# Red Bellied



## deathrail (Jun 9, 2009)

Just curious direct accordingly if i am asking again however I've been reading that red bellies are often ready to bread around sizes of 5" and the average grow rate is 1" a month, but is there an age? In the right conditions to me sounds as if it is pretty much stating that in 5 months a male and a female and you could bread?

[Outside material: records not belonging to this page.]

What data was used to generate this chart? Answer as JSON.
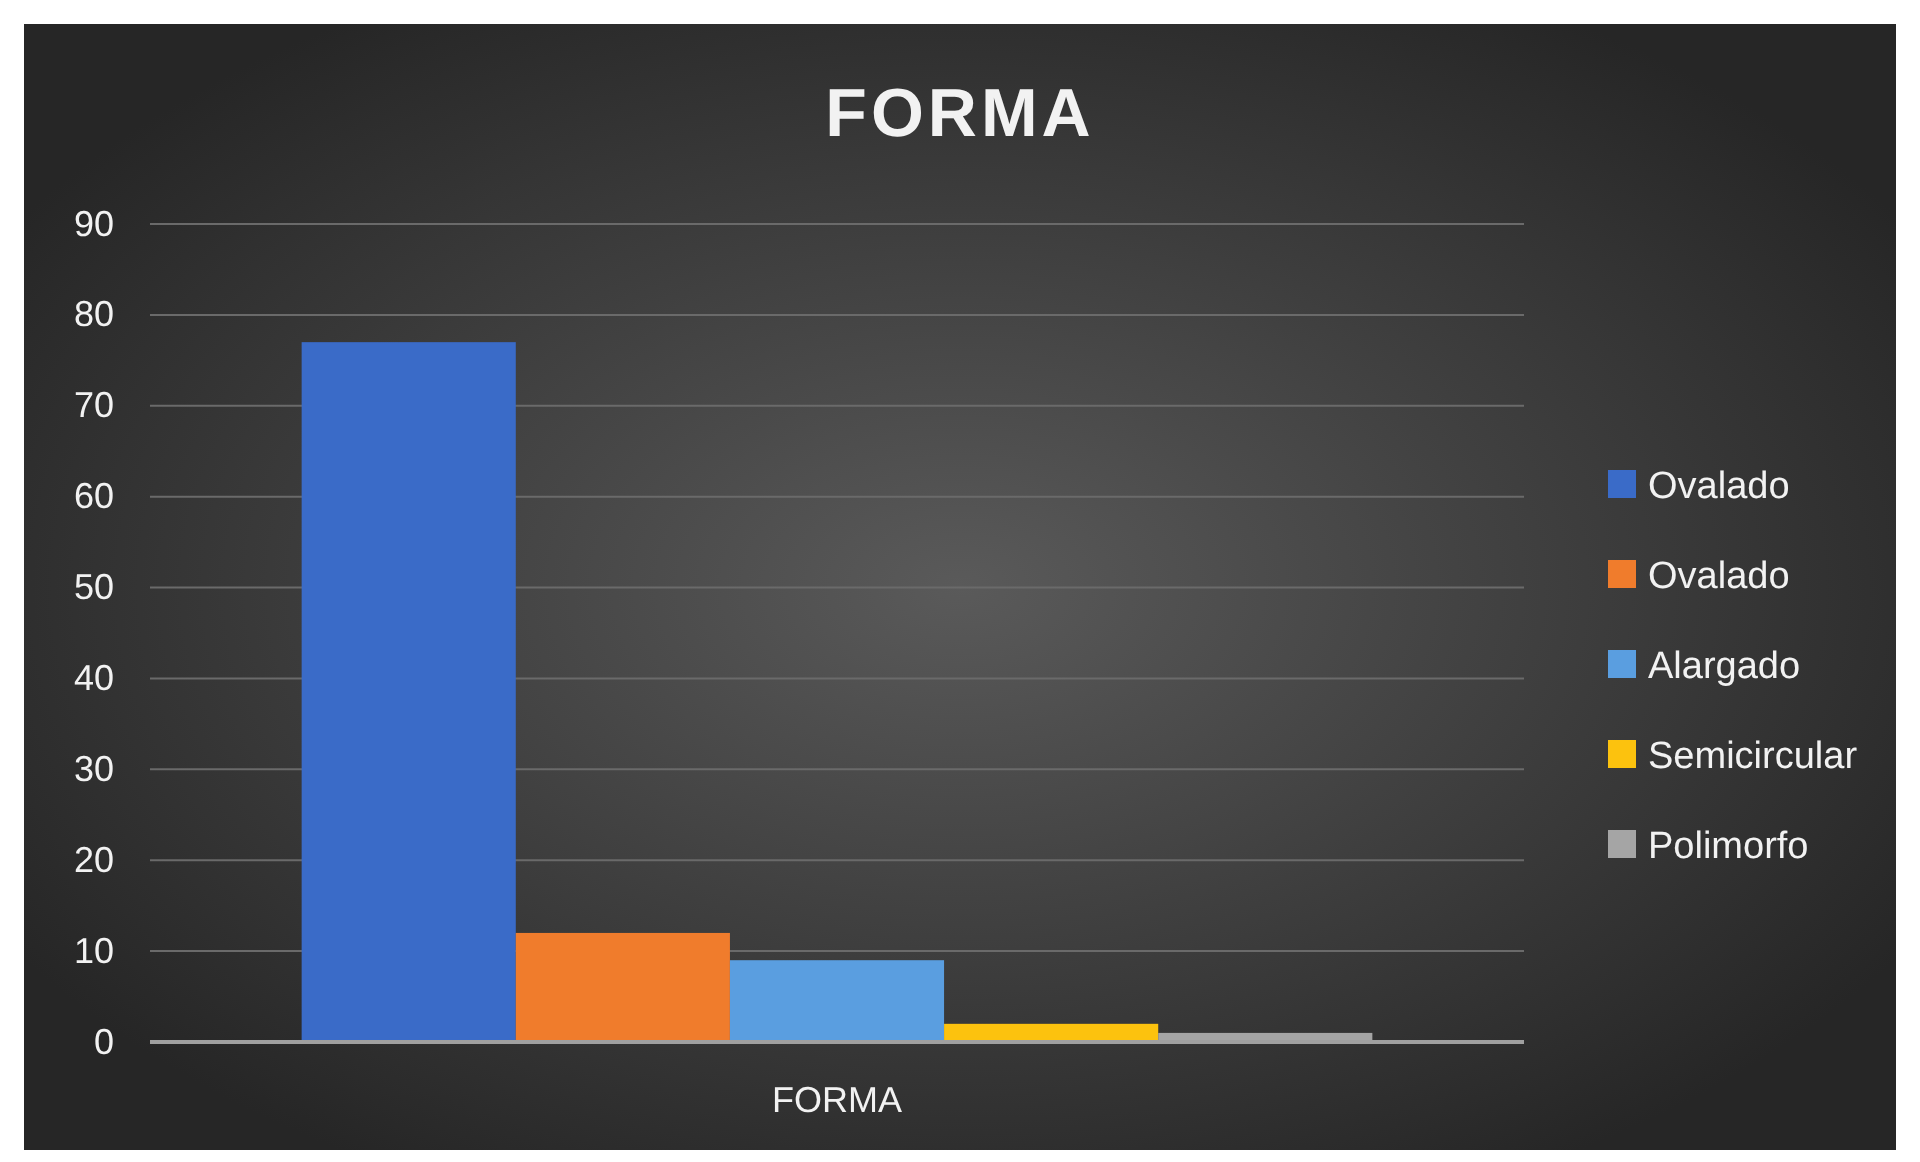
{
  "chart_data": {
    "type": "bar",
    "title": "FORMA",
    "categories": [
      "FORMA"
    ],
    "series": [
      {
        "name": "Ovalado",
        "color": "#3a6bc8",
        "values": [
          77
        ]
      },
      {
        "name": "Ovalado",
        "color": "#f07c2c",
        "values": [
          12
        ]
      },
      {
        "name": "Alargado",
        "color": "#5a9ee0",
        "values": [
          9
        ]
      },
      {
        "name": "Semicircular",
        "color": "#fcc20e",
        "values": [
          2
        ]
      },
      {
        "name": "Polimorfo",
        "color": "#a5a5a5",
        "values": [
          1
        ]
      }
    ],
    "ylim": [
      0,
      90
    ],
    "yticks": [
      0,
      10,
      20,
      30,
      40,
      50,
      60,
      70,
      80,
      90
    ],
    "grid": "y",
    "legend": "right"
  }
}
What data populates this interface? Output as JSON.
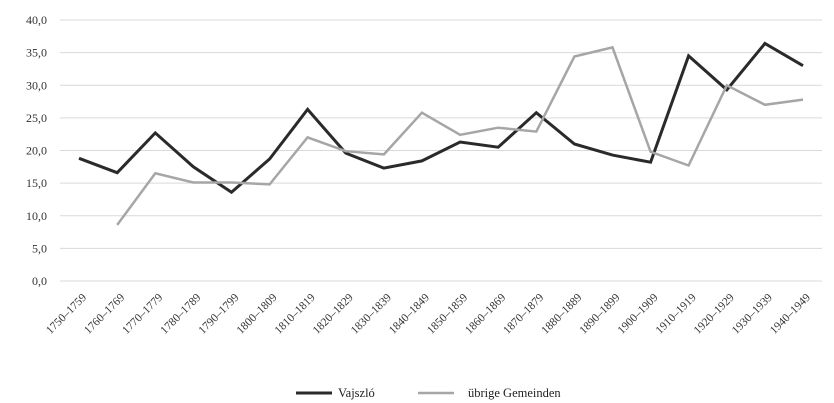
{
  "chart_data": {
    "type": "line",
    "title": "",
    "xlabel": "",
    "ylabel": "",
    "ylim": [
      0,
      40
    ],
    "yticks": [
      "0,0",
      "5,0",
      "10,0",
      "15,0",
      "20,0",
      "25,0",
      "30,0",
      "35,0",
      "40,0"
    ],
    "categories": [
      "1750–1759",
      "1760–1769",
      "1770–1779",
      "1780–1789",
      "1790–1799",
      "1800–1809",
      "1810–1819",
      "1820–1829",
      "1830–1839",
      "1840–1849",
      "1850–1859",
      "1860–1869",
      "1870–1879",
      "1880–1889",
      "1890–1899",
      "1900–1909",
      "1910–1919",
      "1920–1929",
      "1930–1939",
      "1940–1949"
    ],
    "grid": "horizontal",
    "legend_position": "bottom",
    "series": [
      {
        "name": "Vajszló",
        "color": "#2a2a2a",
        "values": [
          18.8,
          16.6,
          22.7,
          17.5,
          13.6,
          18.7,
          26.3,
          19.6,
          17.3,
          18.4,
          21.3,
          20.5,
          25.8,
          21.0,
          19.3,
          18.2,
          34.5,
          29.3,
          36.4,
          33.0
        ]
      },
      {
        "name": "übrige Gemeinden",
        "color": "#a6a6a6",
        "values": [
          null,
          8.6,
          16.5,
          15.1,
          15.1,
          14.8,
          22.0,
          19.9,
          19.4,
          25.8,
          22.4,
          23.5,
          22.9,
          34.4,
          35.8,
          19.8,
          17.7,
          30.0,
          27.0,
          27.8
        ]
      }
    ]
  }
}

If i were to get some pictures up tomorrow is it possible someone could point out characteristics on my two 3" p's for male/female with out them being dark? I feel when looking at the two that one is thicker thn the other and a little more aggressive, taking more leadership ect..

Thanks


----------



## blbig50 (Jan 1, 2009)

Just because they are at the 5" range doesnt make them sexually ready. Most of the people here that have breeders I believe have had them for at least a year first. They will definitely not have their spots any more. Spots means that they are still juveniles. There is no for sure way to sex them either. Though some people have ways. Nothing is for sure though. If there are ready to breed, they will get really dark. Hope this helps man.


----------



## No0dles (Dec 16, 2003)

yeah it's hard to tell but mature males tend to have darker coloration than females who have a more yellowish hue to them but the difference is next to impossible to tell to a novice. if you have a number of p's you'll also be able to tell cause when they pair off they will select a territory and scare all the other fish away from it. also for the sake of writing more about it i posted this from waterwolves website since pfury info on it has a 404 error and i've posted on this topic a bunch before and frankly tired of people not using the search so here it is









Spawning: The male will begin shifting gravel around, building a nest, while the female watches. When he is done, he will urge her toward the nesting site, and she will help him to put the final touches on it. When ready to spawn, they will circle each other, then begin swimming side by side. Heads pointing toward the substrate, they begin to release eggs and sperm, sometimes nipping and slapping at each other with their tails. The process is repeated numerous times until all eggs have been released, something that can take hours. Afterward the male usually guards the eggs, fiercely protecting them from tankmates who get too close. It is not neccessary to remove the female.










Oh and







to PFURY


----------



## CLUSTER ONE (Aug 2, 2006)

deathrail said:


> Just curious direct accordingly if i am asking again however I've been reading that red bellies are often ready to bread around sizes of 5"* thats the very min, but 6" is more accepted* and the average grow rate is 1" a month,* Thats only like the filrst month- regardless they sould be sexually mature at a year to a year and a half from fry when they area about 6" * but is there an age? In the right conditions to me sounds as if it is pretty much stating that in 5 months a male and a female and you could bread? * 5 months is much to small assuming sicne their birth. Like said its generally acepted that they could potentially breed at 6" and a year of age, but thats not set in stone.*
> 
> If i were to get some pictures up tomorrow is it possible someone could point out characteristics on my two 3" p's for male/female with out them being dark?* There are no charachteristics. So you have a 50% chance you have a male and female and an even smaller chance they will breed* I feel when looking at the two that one is thicker thn the other and a little more aggressive, taking more leadership * that doesnt say anything about their sex.*ect..
> 
> Thanks


----------